Então, Revgar contou minuciosamente o que tinha se passado na reunião do Conselho, detalhando a reação do Keagan e exaltando a intransigência do Paven. Quanto mais ele contava, mais ele percebia a expressão de desgosto tomando conta da face da amiga.

— Isso é tenebroso, Revgar — declarou Alexia com os olhos arregalados e uma mão na testa assim que o tenente terminou o relato.

— Eu sei disso. É o prelúdio de um novo massacre.

— Não há dúvidas disso. Nosso querido general parece não ligar muito, não é?

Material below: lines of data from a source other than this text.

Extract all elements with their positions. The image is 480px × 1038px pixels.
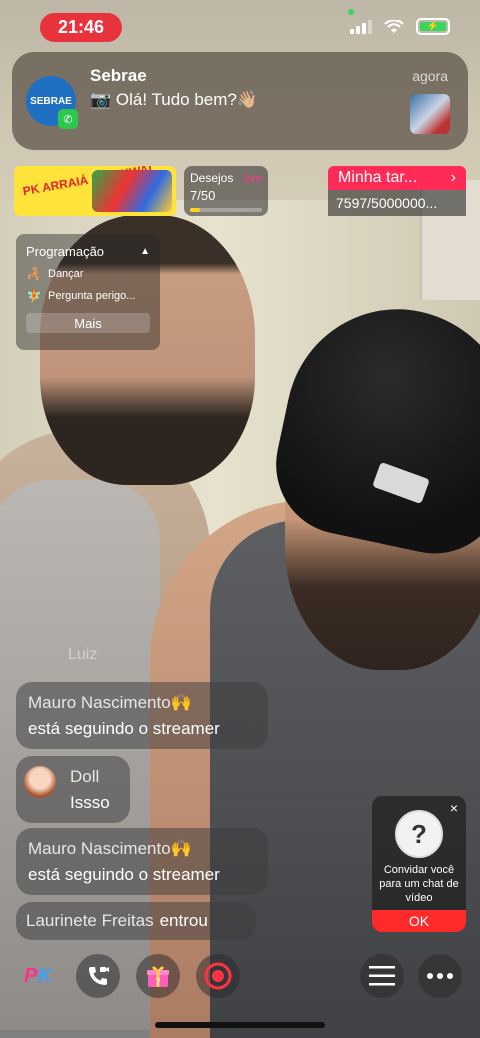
event-banner-art	[92, 170, 172, 212]
fairy-icon: 🧚	[26, 289, 42, 303]
video-call-button[interactable]	[76, 954, 120, 998]
wishes-progress-bar	[190, 208, 262, 212]
pk-k: K	[37, 964, 52, 987]
chat-message[interactable]: Laurinete Freitas entrou	[16, 902, 256, 940]
whatsapp-icon: ✆	[58, 109, 78, 129]
heart-live-icon: live	[243, 171, 262, 185]
wifi-icon	[384, 19, 404, 33]
programacao-title: Programação	[26, 244, 105, 259]
programacao-item[interactable]: 🦂 Dançar	[26, 267, 150, 281]
pk-button[interactable]: PK	[16, 954, 60, 998]
chat-message[interactable]: Mauro Nascimento🙌 está seguindo o stream…	[16, 828, 268, 895]
chat-message[interactable]: Doll Issso	[16, 756, 130, 823]
notification-message: 📷 Olá! Tudo bem?👋🏼	[90, 90, 259, 109]
scorpion-icon: 🦂	[26, 267, 42, 281]
programacao-item-label: Dançar	[48, 268, 84, 280]
video-chat-invite: × ? Convidar você para um chat de vídeo …	[372, 796, 466, 932]
collapse-caret-icon[interactable]: ▲	[140, 246, 150, 257]
ok-button[interactable]: OK	[372, 910, 466, 932]
notification-time: agora	[412, 68, 448, 84]
wishes-label: Desejos	[190, 171, 234, 185]
more-button[interactable]	[418, 954, 462, 998]
push-notification[interactable]: SEBRAE ✆ Sebrae 📷 Olá! Tudo bem?👋🏼 agora	[12, 52, 468, 150]
close-icon[interactable]: ×	[450, 800, 458, 816]
menu-button[interactable]	[360, 954, 404, 998]
notification-thumbnail	[410, 94, 450, 134]
cellular-signal-icon	[350, 19, 372, 34]
notification-title: Sebrae	[90, 66, 147, 85]
gift-button[interactable]: ?	[136, 954, 180, 998]
video-call-icon	[89, 967, 109, 985]
task-value: 7597/5000000...	[328, 190, 466, 216]
battery-charging-icon: ⚡	[416, 18, 450, 35]
chat-username: Mauro Nascimento🙌	[28, 839, 192, 858]
wishes-count: 7/50	[190, 188, 216, 203]
task-widget[interactable]: Minha tar... › 7597/5000000...	[328, 166, 466, 216]
chevron-right-icon: ›	[450, 169, 456, 186]
chat-username: Doll	[70, 767, 100, 786]
programacao-more-button[interactable]: Mais	[26, 313, 150, 333]
chat-faded-name: Luiz	[68, 646, 98, 663]
menu-icon	[369, 966, 395, 986]
chat-body: está seguindo o streamer	[28, 864, 220, 884]
record-button[interactable]	[196, 954, 240, 998]
chat-body: entrou	[159, 911, 208, 930]
status-icons: ⚡	[350, 18, 450, 35]
svg-text:?: ?	[155, 977, 160, 988]
wishes-widget[interactable]: Desejos live 7/50	[184, 166, 268, 216]
camera-indicator-dot	[348, 9, 354, 15]
gift-icon: ?	[147, 966, 169, 988]
programacao-item-label: Pergunta perigo...	[48, 290, 136, 302]
bottom-toolbar: PK ?	[0, 946, 480, 1006]
programacao-panel: Programação ▲ 🦂 Dançar 🧚 Pergunta perigo…	[16, 234, 160, 350]
home-indicator[interactable]	[155, 1022, 325, 1028]
event-banner[interactable]: PK ARRAIÁ LIVE KWAI	[14, 166, 176, 216]
wishes-progress-fill	[190, 208, 201, 212]
avatar[interactable]	[24, 766, 56, 798]
status-bar: 21:46 ⚡	[0, 0, 480, 52]
chat-username: Mauro Nascimento🙌	[28, 693, 192, 712]
chat-username: Laurinete Freitas	[26, 911, 154, 930]
invite-text: Convidar você para um chat de vídeo	[379, 864, 459, 904]
chat-body: está seguindo o streamer	[28, 718, 220, 738]
task-label: Minha tar...	[338, 169, 418, 186]
pk-p: P	[24, 964, 38, 987]
record-icon	[204, 962, 232, 990]
programacao-item[interactable]: 🧚 Pergunta perigo...	[26, 289, 150, 303]
status-time[interactable]: 21:46	[40, 13, 122, 42]
more-icon	[427, 973, 453, 979]
chat-body: Issso	[70, 792, 110, 812]
chat-message[interactable]: Mauro Nascimento🙌 está seguindo o stream…	[16, 682, 268, 749]
guest-avatar: ?	[395, 810, 443, 858]
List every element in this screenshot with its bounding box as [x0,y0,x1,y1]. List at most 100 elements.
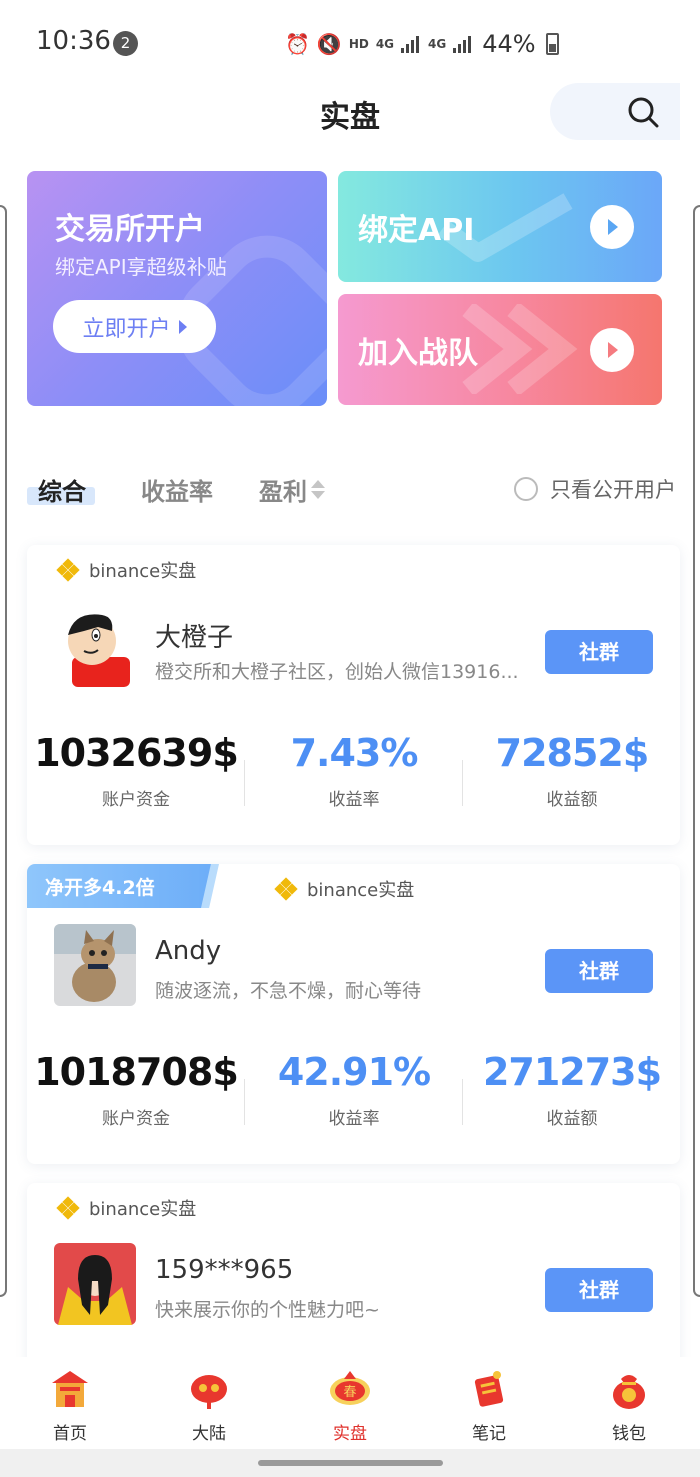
account-funds-stat: 1032639$ 账户资金 [27,731,245,810]
nav-home-label: 首页 [53,1424,87,1444]
open-account-button-label: 立即开户 [82,316,171,342]
community-button[interactable]: 社群 [545,949,653,993]
trader-card[interactable]: 净开多4.2倍 binance实盘 Andy 随波逐流，不急不燥，耐心等待 社群… [27,864,680,1164]
bottom-navigation: 首页 大陆 春 实盘 笔记 钱包 [0,1357,700,1449]
tab-comprehensive[interactable]: 综合 [27,472,95,506]
status-time: 10:36 [36,26,111,56]
account-funds-label: 账户资金 [102,1109,170,1129]
tab-profit[interactable]: 盈利 [259,472,325,507]
join-team-banner[interactable]: 加入战队 [338,294,662,405]
nav-mainland-label: 大陆 [192,1424,226,1444]
status-icons: ⏰ 🔇 HD 4G 4G 44% [285,30,559,58]
play-icon[interactable] [590,205,634,249]
network-4g-icon-2: 4G [428,37,447,51]
home-icon [48,1367,92,1411]
open-account-subtitle: 绑定API享超级补贴 [55,255,227,279]
search-button[interactable] [550,83,680,140]
binance-icon [56,558,80,582]
return-rate-stat: 42.91% 收益率 [245,1050,463,1129]
profit-amount-label: 收益额 [546,1109,598,1129]
profit-amount-label: 收益额 [546,790,598,810]
user-name: Andy [155,936,222,966]
nav-wallet-label: 钱包 [612,1424,646,1444]
live-trading-icon: 春 [328,1367,372,1411]
binance-icon [274,877,298,901]
nav-live-trading[interactable]: 春 实盘 [310,1367,390,1444]
community-button[interactable]: 社群 [545,1268,653,1312]
avatar[interactable] [54,605,136,687]
account-funds-label: 账户资金 [102,790,170,810]
join-team-label: 加入战队 [358,336,478,371]
status-bar: 10:36 2 ⏰ 🔇 HD 4G 4G 44% [0,0,700,86]
profit-amount-stat: 72852$ 收益额 [463,731,680,810]
public-users-only-label: 只看公开用户 [550,478,676,502]
nav-notes-label: 笔记 [472,1424,506,1444]
bind-api-banner[interactable]: 绑定API [338,171,662,282]
profit-amount-stat: 271273$ 收益额 [463,1050,680,1129]
bind-api-label: 绑定API [358,213,475,248]
user-bio: 随波逐流，不急不燥，耐心等待 [155,980,422,1002]
avatar[interactable] [54,1243,136,1325]
exchange-tag: binance实盘 [274,876,415,902]
return-rate-value: 42.91% [277,1050,431,1094]
tab-return-rate[interactable]: 收益率 [141,472,213,507]
user-bio: 橙交所和大橙子社区，创始人微信13916... [155,661,519,683]
trader-card[interactable]: binance实盘 大橙子 橙交所和大橙子社区，创始人微信13916... 社群… [27,545,680,845]
exchange-label: binance实盘 [307,880,415,901]
user-name: 159***965 [155,1255,294,1285]
svg-text:春: 春 [343,1385,356,1400]
signal-icon [401,36,420,53]
mainland-icon [187,1367,231,1411]
arrow-right-icon [178,319,187,334]
open-account-banner[interactable]: 交易所开户 绑定API享超级补贴 立即开户 [27,171,327,406]
user-name: 大橙子 [155,623,234,653]
position-badge-label: 净开多4.2倍 [45,877,155,899]
wallet-icon [607,1367,651,1411]
profit-amount-value: 271273$ [482,1050,662,1094]
nav-mainland[interactable]: 大陆 [169,1367,249,1444]
alarm-icon: ⏰ [285,32,310,56]
signal-icon-2 [453,36,472,53]
open-account-title: 交易所开户 [55,212,205,247]
nav-wallet[interactable]: 钱包 [589,1367,669,1444]
user-bio: 快来展示你的个性魅力吧~ [155,1299,380,1321]
notes-icon [467,1367,511,1411]
open-account-button[interactable]: 立即开户 [53,300,216,353]
sort-icon [311,480,325,499]
exchange-label: binance实盘 [89,561,197,582]
binance-icon [56,1196,80,1220]
position-badge: 净开多4.2倍 [27,864,217,908]
search-icon [628,97,659,128]
account-funds-value: 1032639$ [34,731,239,775]
nav-home[interactable]: 首页 [30,1367,110,1444]
tab-profit-label: 盈利 [259,478,307,506]
battery-percentage: 44% [482,30,536,58]
radio-button[interactable] [514,477,538,501]
public-users-only-toggle[interactable]: 只看公开用户 [514,474,676,504]
exchange-tag: binance实盘 [56,1195,197,1221]
notification-count-badge: 2 [113,31,138,56]
exchange-label: binance实盘 [89,1199,197,1220]
home-gesture-handle[interactable] [258,1460,443,1466]
nav-notes[interactable]: 笔记 [449,1367,529,1444]
nav-live-trading-label: 实盘 [333,1424,367,1444]
mute-icon: 🔇 [316,32,342,56]
tab-comprehensive-label: 综合 [38,478,86,506]
return-rate-stat: 7.43% 收益率 [245,731,463,810]
community-button[interactable]: 社群 [545,630,653,674]
system-navigation-bar [0,1449,700,1477]
exchange-tag: binance实盘 [56,557,197,583]
right-edge-indicator [693,205,700,1297]
network-4g-icon: 4G [375,37,395,51]
play-icon[interactable] [590,328,634,372]
return-rate-label: 收益率 [328,1109,380,1129]
profit-amount-value: 72852$ [495,731,650,775]
hd-icon: HD [348,37,369,51]
account-funds-stat: 1018708$ 账户资金 [27,1050,245,1129]
avatar[interactable] [54,924,136,1006]
return-rate-value: 7.43% [290,731,419,775]
left-edge-indicator [0,205,7,1297]
battery-icon [545,33,559,55]
account-funds-value: 1018708$ [34,1050,239,1094]
return-rate-label: 收益率 [328,790,380,810]
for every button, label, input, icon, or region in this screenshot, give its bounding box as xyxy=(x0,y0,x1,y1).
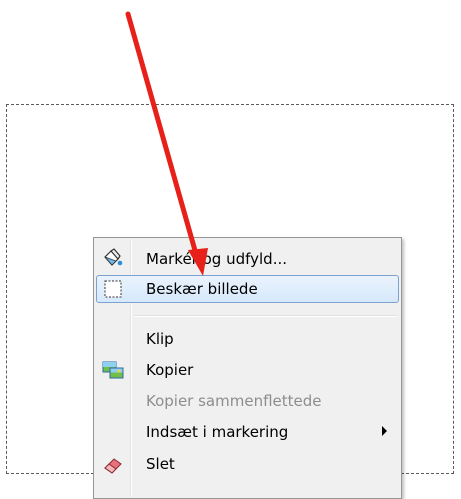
menu-item-paste-into-selection[interactable]: Indsæt i markering xyxy=(96,418,399,446)
image-canvas[interactable]: Markér og udfyld... Beskær billede Klip xyxy=(0,0,461,499)
eraser-icon xyxy=(102,453,124,475)
menu-item-label: Kopier xyxy=(146,361,194,379)
menu-item-label: Beskær billede xyxy=(146,280,258,298)
select-fill-icon xyxy=(102,248,124,270)
menu-item-label: Klip xyxy=(146,330,174,348)
menu-item-copy-merged: Kopier sammenflettede xyxy=(96,387,399,415)
menu-item-cut[interactable]: Klip xyxy=(96,325,399,353)
menu-item-label: Kopier sammenflettede xyxy=(146,392,322,410)
menu-item-label: Slet xyxy=(146,455,175,473)
copy-image-icon xyxy=(102,359,124,381)
menu-separator xyxy=(134,315,397,317)
menu-item-select-fill[interactable]: Markér og udfyld... xyxy=(96,245,399,273)
menu-item-label: Indsæt i markering xyxy=(146,423,289,441)
submenu-arrow-icon xyxy=(382,426,387,436)
menu-item-crop[interactable]: Beskær billede xyxy=(96,275,399,303)
menu-item-delete[interactable]: Slet xyxy=(96,450,399,478)
menu-item-copy[interactable]: Kopier xyxy=(96,356,399,384)
menu-item-label: Markér og udfyld... xyxy=(146,250,287,268)
crop-icon xyxy=(102,278,124,300)
context-menu: Markér og udfyld... Beskær billede Klip xyxy=(93,237,402,499)
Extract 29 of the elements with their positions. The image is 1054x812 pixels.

— Alexia, o que podemos fazer? Deve haver algo...

— Já estamos razoavelmente perto de Alviora, não? Fica difícil planejar algo organizado de modo a não chamar atenção do Paven. Ele deve ter muita gente observando nossos movimentos.

— Não há dúvidas, mas precisamos poupar o maior número possível de vidas.

— Nesse caso, Revgar, acho que vamos ter que improvisar. Salvar vidas à medida que a oportunidade se apresentar. Se algo interessante surgir, eu te informo.

— Estou de acordo com isso — respondeu o tenente. — Eu digo o mesmo pra você.

— Agora, acho melhor você ir embora. Alguém vai acabar sentindo sua falta.

— É melhor mesmo. Boa noite, Alexia.

— Boa noite.

Alexia se recolheu em seu colchonete, mas Revgar sabia que ela não dormiria tão cedo. Ele mesmo teria dificuldade naquela noite. Era informação demais para processar.

Tentando manter a discrição, o tenente saiu da tenda da Alexia sem fazer barulho, mas daquela vez, a sorte não estava ao seu lado. Justo na hora em que ele colocou o corpo para fora, uma figura bem conhecida surgiu, possivelmente por estar fazendo uma ronda no lugar.

— Está tarde para ficar visitando os amigos, Revgar — disse Louise, encarando o tenente.

— Eu tinha questões pessoais a resolver e a Alexia é minha amiga há tempos, como você bem sabe — respondeu o Arcano de Rhyfel.

— Agora que já resolveu seus problemas, vá dormir, então. Uma noite de sono decente é o mínimo que precisamos para conseguirmos marchar direito.

— Pode deixar — garantiu o tenente. — É isso que farei.

Confiante de que não levantara suspeitas, Revgar se dirigiu à sua tenda para dormir. Pediria aos deuses que o iluminassem com alguma ideia para impedir que Alviora terminasse como Jandikar, mas sabia que havia pouco a ser feito. Ele só não conseguiria fazer nada.